Abstract
In the era of data-driven decision-making, feature-based inventory analysis has emerged as a powerful approach for enhancing operational efficiency by leveraging contextual data. However, the growing concerns over data privacy—especially with sensitive customer information—pose significant challenges to the practical deployment of such methods. This dissertation addresses this critical gap by developing a comprehensive framework for privacy-preserving inventory control under differential privacy (DP) constraints.

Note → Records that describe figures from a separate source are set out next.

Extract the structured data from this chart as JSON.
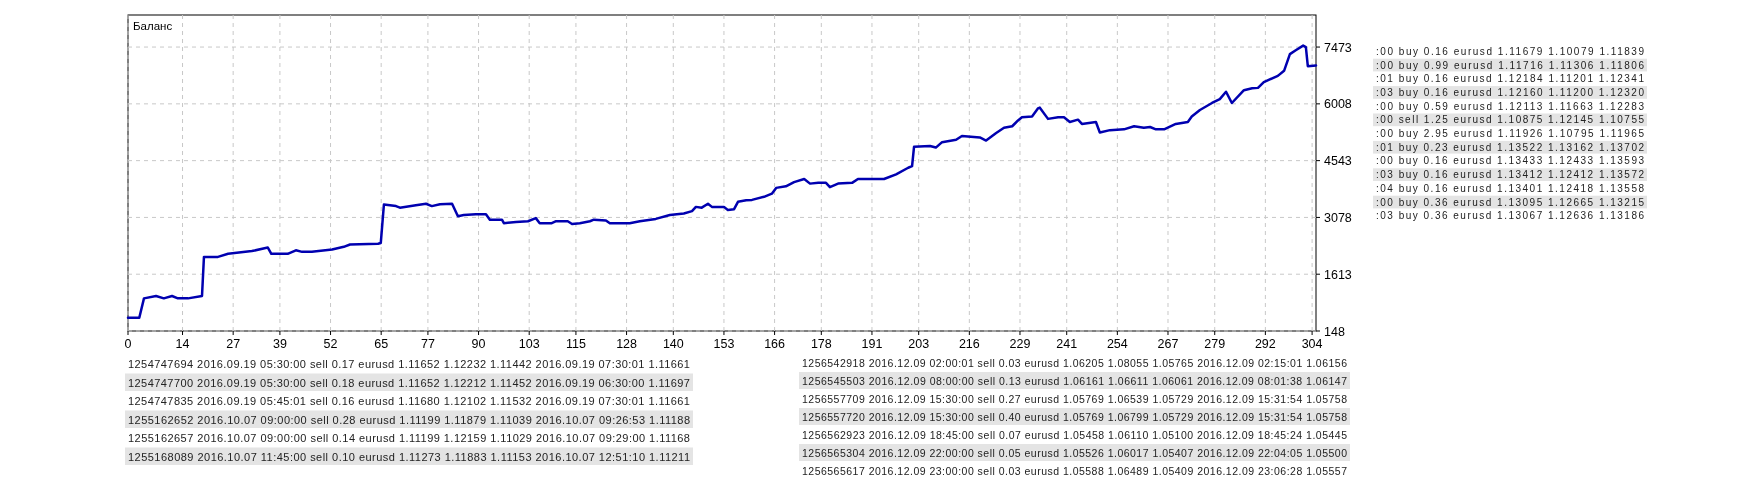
{
  "chart_data": [
    {
      "type": "line",
      "title": "Баланс",
      "x": [
        0,
        2.9,
        4.1,
        7.2,
        9.2,
        11.3,
        12.8,
        15.4,
        19,
        19.5,
        23.1,
        25.7,
        31.8,
        35.9,
        36.8,
        41,
        43.1,
        44.7,
        47.2,
        52.4,
        55.4,
        57,
        64.2,
        64.9,
        65.7,
        68.8,
        69.8,
        73.9,
        76.5,
        78,
        80.1,
        83.2,
        84.7,
        86.2,
        89.3,
        91.9,
        92.9,
        96,
        96.5,
        99.6,
        102.7,
        104.7,
        105.7,
        108.8,
        109.9,
        112.9,
        114,
        116,
        118.6,
        119.6,
        122.7,
        123.7,
        128.8,
        131.4,
        135.5,
        139.1,
        142.7,
        144.8,
        145.8,
        147.3,
        148.9,
        149.9,
        153,
        154,
        155.6,
        156.6,
        158.7,
        160.2,
        163.3,
        165.3,
        166.4,
        168.9,
        171,
        173.6,
        175.1,
        177.2,
        179.2,
        180.2,
        182.3,
        185.9,
        187.4,
        194.1,
        197.2,
        200.3,
        201.3,
        201.8,
        205.9,
        207.4,
        209,
        212.6,
        214.1,
        218.7,
        220.3,
        222.8,
        224.9,
        227,
        228.5,
        229.5,
        232.1,
        233.6,
        234.1,
        236.2,
        238.8,
        240.3,
        241.8,
        243.9,
        244.9,
        248.5,
        249.5,
        252.1,
        255.7,
        258.3,
        260.8,
        262.4,
        263.9,
        266,
        269,
        272.1,
        273.1,
        275.2,
        278.3,
        280.3,
        281.9,
        283.4,
        286.5,
        288.6,
        290.1,
        291.6,
        295.2,
        296.8,
        298.3,
        299.8,
        301.7,
        302.4,
        302.9,
        305
      ],
      "series": [
        {
          "color": "#0000b0",
          "values": [
            490,
            490,
            990,
            1050,
            990,
            1050,
            990,
            990,
            1050,
            2060,
            2060,
            2140,
            2210,
            2300,
            2140,
            2140,
            2230,
            2190,
            2190,
            2250,
            2320,
            2380,
            2400,
            2420,
            3410,
            3370,
            3330,
            3390,
            3430,
            3370,
            3420,
            3430,
            3110,
            3140,
            3160,
            3160,
            3020,
            3020,
            2930,
            2960,
            2980,
            3060,
            2930,
            2930,
            2980,
            2980,
            2910,
            2930,
            2980,
            3020,
            3000,
            2930,
            2930,
            2980,
            3040,
            3140,
            3180,
            3240,
            3350,
            3330,
            3430,
            3350,
            3350,
            3270,
            3290,
            3480,
            3520,
            3530,
            3610,
            3690,
            3840,
            3880,
            3990,
            4070,
            3950,
            3970,
            3970,
            3860,
            3950,
            3970,
            4070,
            4070,
            4190,
            4360,
            4400,
            4900,
            4920,
            4880,
            5020,
            5080,
            5180,
            5140,
            5060,
            5250,
            5390,
            5430,
            5580,
            5660,
            5680,
            5890,
            5910,
            5620,
            5660,
            5660,
            5540,
            5600,
            5490,
            5540,
            5270,
            5330,
            5350,
            5430,
            5390,
            5410,
            5350,
            5350,
            5490,
            5540,
            5680,
            5850,
            6030,
            6130,
            6320,
            6030,
            6360,
            6410,
            6420,
            6570,
            6730,
            6860,
            7290,
            7390,
            7510,
            7470,
            6980,
            7000
          ]
        }
      ],
      "xlim": [
        0,
        305
      ],
      "xticks": [
        0,
        14,
        27,
        39,
        52,
        65,
        77,
        90,
        103,
        115,
        128,
        140,
        153,
        166,
        178,
        191,
        203,
        216,
        229,
        241,
        254,
        267,
        279,
        292,
        304
      ],
      "ylim": [
        148,
        8300
      ],
      "yticks": [
        148,
        1613,
        3078,
        4543,
        6008,
        7473
      ],
      "grid": true,
      "marker": "none",
      "line_style": "solid"
    },
    {
      "type": "other",
      "annotations": [
        ":00 buy 0.16 eurusd 1.11679 1.10079 1.11839",
        ":00 buy 0.99 eurusd 1.11716 1.11306 1.11806",
        ":01 buy 0.16 eurusd 1.12184 1.11201 1.12341",
        ":03 buy 0.16 eurusd 1.12160 1.11200 1.12320",
        ":00 buy 0.59 eurusd 1.12113 1.11663 1.12283",
        ":00 sell 1.25 eurusd 1.10875 1.12145 1.10755",
        ":00 buy 2.95 eurusd 1.11926 1.10795 1.11965",
        ":01 buy 0.23 eurusd 1.13522 1.13162 1.13702",
        ":00 buy 0.16 eurusd 1.13433 1.12433 1.13593",
        ":03 buy 0.16 eurusd 1.13412 1.12412 1.13572",
        ":04 buy 0.16 eurusd 1.13401 1.12418 1.13558",
        ":00 buy 0.36 eurusd 1.13095 1.12665 1.13215",
        ":03 buy 0.36 eurusd 1.13067 1.12636 1.13186"
      ]
    },
    {
      "type": "other",
      "annotations": [
        "1254747694 2016.09.19 05:30:00 sell 0.17 eurusd 1.11652 1.12232 1.11442 2016.09.19 07:30:01 1.11661",
        "1254747700 2016.09.19 05:30:00 sell 0.18 eurusd 1.11652 1.12212 1.11452 2016.09.19 06:30:00 1.11697",
        "1254747835 2016.09.19 05:45:01 sell 0.16 eurusd 1.11680 1.12102 1.11532 2016.09.19 07:30:01 1.11661",
        "1255162652 2016.10.07 09:00:00 sell 0.28 eurusd 1.11199 1.11879 1.11039 2016.10.07 09:26:53 1.11188",
        "1255162657 2016.10.07 09:00:00 sell 0.14 eurusd 1.11199 1.12159 1.11029 2016.10.07 09:29:00 1.11168",
        "1255168089 2016.10.07 11:45:00 sell 0.10 eurusd 1.11273 1.11883 1.11153 2016.10.07 12:51:10 1.11211"
      ]
    },
    {
      "type": "other",
      "annotations": [
        "1256542918 2016.12.09 02:00:01 sell 0.03 eurusd 1.06205 1.08055 1.05765 2016.12.09 02:15:01 1.06156",
        "1256545503 2016.12.09 08:00:00 sell 0.13 eurusd 1.06161 1.06611 1.06061 2016.12.09 08:01:38 1.06147",
        "1256557709 2016.12.09 15:30:00 sell 0.27 eurusd 1.05769 1.06539 1.05729 2016.12.09 15:31:54 1.05758",
        "1256557720 2016.12.09 15:30:00 sell 0.40 eurusd 1.05769 1.06799 1.05729 2016.12.09 15:31:54 1.05758",
        "1256562923 2016.12.09 18:45:00 sell 0.07 eurusd 1.05458 1.06110 1.05100 2016.12.09 18:45:24 1.05445",
        "1256565304 2016.12.09 22:00:00 sell 0.05 eurusd 1.05526 1.06017 1.05407 2016.12.09 22:04:05 1.05500",
        "1256565617 2016.12.09 23:00:00 sell 0.03 eurusd 1.05588 1.06489 1.05409 2016.12.09 23:06:28 1.05557"
      ]
    }
  ]
}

The dissertation comprises two main projects and one minor project. The first project focuses on the offline setting, where a differentially private algorithm is developed to solve the classical newsvendor problem. The proposed method utilizes smoothed empirical risk minimization and clipped noisy gradient descent within the Gaussian differential privacy (GDP) framework. The algorithm not only guarantees rigorous privacy protection but also achieves favorable statistical performance with provably low excess risk. The second project investigates the online setting, where data arrive sequentially and decisions must be made in real time. A novel differentially private stochastic sub-gradient method is proposed to address two fundamental challenges: censored demand and non-perishable inventory. The algorithm is designed to satisfy a strengthened form of local differential privacy (LDP). Despite the complexity introduced by data dependence and partial observability, the algorithm attains a sublinear regret bound. Overall, this work contributes to the fields of operations management and privacy-preserving machine learning by bridging theoretical rigor and practical relevance. It demonstrates that effective and privacy-compliant inventory control is achievable in both static and dynamic environments, paving the way for secure data utilization in modern supply chains. My dissertation also includes a minor project related to policy evaluation in reinforcement learning (RL).